Salah satu judul naskah kuno karangan Abu Muhammad Adnan adalah "Cempaka Putih." Kitab itu mengenai hubungan seks yang dihalalkan Islam, dilengkapi dengan foto lelaki dan perempuan yang sedang melakukan hubungan intim.

Karya Abu Muhammad tertata rapi dalam 150 halaman, baru-baru ini diselamatkan Raja Malik dari serangan rayap. Kendati sudah kusam, kitab dengan aksara Arab-Melayu itu masih utuh.

Bagi peneliti kebudayaan dan kolektor naskah tua, "Cempaka Putih" adalah permata yang memiliki nilai kebudayaan yang tinggi. "Ceritanya erotis, tapi mendidik," kata Raja Malik yang juga Ketua Pusat Maklumat Kebudayaan Melayu Kepri-Pulau Penyengat.

Selain menampilkan beberapa teknik/gaya hubungan seks, "Cempaka Putih" juga menuliskan sebuah doa sebelum berhubungan intim. "Seperti Kamasutra India. Raja Abdullah menceritakan kisah kehidupan seksual masyarakat Melayu pada zamannya. `Kamasutra Melayu`, berdasar ajaran Islam," ujarnya.

"Cempaka Putih" memberi gambaran betapa pentingnya hubungan seks dalam sebuah keluarga yang harmonis. "Hubungan seks yang tidak meninggalkan ajaran Islam. Enak tapi tidak berdosa," ujar Raja Malik, tersenyum.

"Nyaris hancur. Tapi tulisannya masih utuh sehingga dapat dibaca," katanya. Setelah "Cempaka Putih", muncul beberapa naskah "kamasutra" lain dengan penulis yang berbeda di zaman itu. "Naskah kuno Melayu dengan gaya Kamasutra India yang berhasil kami simpan sekitar sepuluh," ujarnya.

Perempuan

Istri Abu Muhammad Adnan, Khatijah Terung, juga seorang penulis. Khatijah tidak ingin melewati kesempatan untuk menulis naskah tandingan yang lebih menonjolkan perempuan dalam kehidupan seksual.

Naskah Khatijah Terung berjudul "Kumpulan Gunawan", terdiri atas 197 halaman, dilengkapi dengan tulisan, lukisan dan foto yang menggambarkan hubungan seksual antara suami dan istri.

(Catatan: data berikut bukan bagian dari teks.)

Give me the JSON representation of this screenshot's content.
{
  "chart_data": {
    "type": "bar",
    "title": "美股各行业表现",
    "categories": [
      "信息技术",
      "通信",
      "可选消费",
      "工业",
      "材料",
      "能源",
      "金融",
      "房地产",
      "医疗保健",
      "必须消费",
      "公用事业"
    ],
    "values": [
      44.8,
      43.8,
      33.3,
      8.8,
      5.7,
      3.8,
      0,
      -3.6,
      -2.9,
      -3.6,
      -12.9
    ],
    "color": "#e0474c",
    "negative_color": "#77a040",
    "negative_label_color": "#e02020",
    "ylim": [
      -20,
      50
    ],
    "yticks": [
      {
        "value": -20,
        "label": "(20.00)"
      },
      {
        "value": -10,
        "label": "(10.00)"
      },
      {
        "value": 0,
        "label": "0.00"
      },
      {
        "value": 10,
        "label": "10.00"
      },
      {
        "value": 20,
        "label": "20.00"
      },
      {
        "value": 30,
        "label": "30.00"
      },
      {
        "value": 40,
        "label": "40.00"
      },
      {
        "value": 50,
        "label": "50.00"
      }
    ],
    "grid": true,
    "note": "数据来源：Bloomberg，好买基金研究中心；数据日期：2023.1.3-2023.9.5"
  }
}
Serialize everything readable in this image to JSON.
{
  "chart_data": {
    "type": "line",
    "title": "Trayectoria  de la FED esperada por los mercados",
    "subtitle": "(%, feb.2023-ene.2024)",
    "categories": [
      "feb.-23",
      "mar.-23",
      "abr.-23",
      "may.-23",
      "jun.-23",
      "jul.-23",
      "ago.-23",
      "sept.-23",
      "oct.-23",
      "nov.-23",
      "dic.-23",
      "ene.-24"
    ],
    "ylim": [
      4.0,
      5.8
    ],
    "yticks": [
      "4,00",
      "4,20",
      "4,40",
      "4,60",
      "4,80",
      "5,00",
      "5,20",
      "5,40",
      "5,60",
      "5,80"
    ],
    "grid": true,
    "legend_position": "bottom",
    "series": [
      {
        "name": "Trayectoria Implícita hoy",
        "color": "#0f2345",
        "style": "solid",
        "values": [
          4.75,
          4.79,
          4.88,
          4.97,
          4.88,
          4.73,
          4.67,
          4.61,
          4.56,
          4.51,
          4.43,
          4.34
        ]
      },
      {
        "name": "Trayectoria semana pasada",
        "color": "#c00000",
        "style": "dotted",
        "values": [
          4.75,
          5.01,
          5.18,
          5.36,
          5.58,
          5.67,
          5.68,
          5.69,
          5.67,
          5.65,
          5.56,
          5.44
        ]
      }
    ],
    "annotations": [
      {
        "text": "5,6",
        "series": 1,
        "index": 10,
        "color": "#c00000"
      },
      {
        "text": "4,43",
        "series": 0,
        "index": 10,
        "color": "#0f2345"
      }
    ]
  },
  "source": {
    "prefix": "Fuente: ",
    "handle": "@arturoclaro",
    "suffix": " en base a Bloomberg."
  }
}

Karyanya itu juga dikenal dengan sebutan Gerak Tujuh yang identik dengan gaya perempuan dalam melakukan hubungan seksual dengan suaminya. "Naskah `Kumpulan Gunawan`masih utuh, tidak rusak," kata Raja Malik.

Raja Malik mengatakan, naskah-naskah "Kamasutra" Melayu akan diterjemahkan ke dalam bahasa Indonesia. "Naskah itu ditulis dalam bentuk Arab-Melayu. Kami akan alihaksarakan ke dalam bentuk bahasa Indonesia tanpa mengurangi kekhasan Melayu," katanya.

Buru naskah

"Para kolektor dari Malaysia memburu naskah kuno Melayu yang berada di Pulau Penyengat, Tanjungpinang dan Kabupaten Lingga," ujar Raja Malik. Sekitar 50 naskah kuno yang bermuatan sejarah, sastra dan agama telah dijual warga Kepri kepada kolektor dari Malaysia. Sebagian kecil naskah kuno Melayu Kepri kini berada di Lembaga Kebudayaan Melayu Singapura.

"Kebanyakan kolektor Malaysia yang berhasil membeli naskah kuno dari warga masyarakat Kepri yang mendapatkannya sebagai warisan," ujarnya. Raja Malik mengatakan, kolektor-kolektor dari Malaysia dan Singapura berupaya merayu pemegang naskah kuno. Kolektor memiliki penawaran tersendiri terhadap naskah-naskah kuno yang dijual warga.

"Saya juga sering dibujuk kolektor dari Malaysia, Singapura, maupun dari beberapa negara lain," katanya. Harga naskah sejarah kuno lebih tinggi dibanding sastra dan agama.

"Naskah-naskah kuno yang berhasil kami selamatkan sekitar 317," kata Raja Malik yang pernah mendapat Penghargaan Penyelamatan Aset Budaya mMlayu Kepri dari Menteri Kebudayaan dan Pariwisata. Menurutnya, hingga sekarang aset-aset budaya Kepri belum diinventarisasi sehingga tidak diketahui berapa banyak yang masih tersisa. Seharusnya, pemerintah menyediakan museum untuk menyelamatkan yang masih tersisa atau disimpan oleh warga.

"Pemerintah pernah membeli naskah kuno yang disimpan oleh pewarisnya. Namun, tidak sebanding dengan yang masih berada di tangan warga," katanya. Perhatian pemerintah, dinilainya hanya pada terfokus pada pemeliharaan kuburan raja-raja, benteng dan pemeliharan mesjid Pulau Penyengat.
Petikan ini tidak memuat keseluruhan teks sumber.